I like to have lots of coloured stems in the winter garden but I also include a few conifers. On the photo below you can see the red stemmed Acer pensylvaticum ‘Erythrocladum’ in the foreground and red Cornus alba ‘Baton Rouge’ behind the abies. The conifer to the left is Cryptomeria japonica ‘Elegans’ which usually turns a coppery bronze in winter but this year is staying stubbornly green.
I love rich chestnut brown stems too and the peeling bark of Prunus serrula looks fabulous with Meulenbergia astonii which is like tangled copper wire.
Evergreens are an important part of the winter garden. The native daphne laureola pops up all over my garden and I value it for the shiny, evergreen leaves. The epimedium in front of it will have its leaves cut off soon so that the flowers stand out.
Photinia fraseri ‘Pink Marble’ is another evergreen and I love the way the leaves are variegated with pink and cream.
Another shrub with pink leaves which looks good all year round is Lophomyrtus x ralphii from New Zealand.
Sarcococcas are evergreen and the smell when you walk past them is wonderful.
The shrub Edgeworthia chrysantha has little yellow button flowers which are fragrant. Before the snow arrived the buds were just about to come out. I am worried about it tonight though because the temperature is supposed to be going below -7 c.

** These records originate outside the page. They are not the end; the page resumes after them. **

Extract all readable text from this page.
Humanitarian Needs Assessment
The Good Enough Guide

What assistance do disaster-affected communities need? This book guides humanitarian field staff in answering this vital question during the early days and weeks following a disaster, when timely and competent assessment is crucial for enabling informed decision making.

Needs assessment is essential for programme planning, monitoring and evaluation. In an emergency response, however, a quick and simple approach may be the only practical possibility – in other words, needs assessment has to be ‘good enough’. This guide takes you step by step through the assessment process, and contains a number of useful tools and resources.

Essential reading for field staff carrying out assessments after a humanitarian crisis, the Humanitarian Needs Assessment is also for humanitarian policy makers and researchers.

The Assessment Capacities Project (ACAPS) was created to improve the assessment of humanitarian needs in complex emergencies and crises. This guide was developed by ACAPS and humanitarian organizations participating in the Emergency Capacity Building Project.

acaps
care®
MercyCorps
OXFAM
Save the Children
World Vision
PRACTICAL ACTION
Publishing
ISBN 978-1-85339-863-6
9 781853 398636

I am also very worried about the flowers on my white Japanese Apricot, Prunus mume ‘Omoi -no-mama’, it is my pride and joy.
I have shown you several witch hazels in recent posts and now my first yellow one is in bloom. It is called Hamamelis x intermedia ‘Westerstede’ and like most of the yellow flowered ones its leaves go buttery yellow in the autumn.
Nearby I have a yellow leaved choisya called Choisya ternata ‘Goldfingers’. As I said, I like contrasting foliage and texture so this is planted with the silver hedgehog holly, Ilex ferox ‘Argentea’ and a curly hazel, Corylus avellana ‘Contorta’
And then we come to the the stumpery and beyond this is where I have been working for weeks developing a new part of the garden. But that is for another day.
Of course there are many different snowdrops down here, I know quite a few bloggers don’t quite get the snowdrop obsession, so I will show you just a few to try and convince you that they don’t all look the same.
I might have to show you some more another day when the snow has gone. And then there are the hellebores too but they will have to wait. The winter garden is worth another visit because it looks better and better as the spring comes on.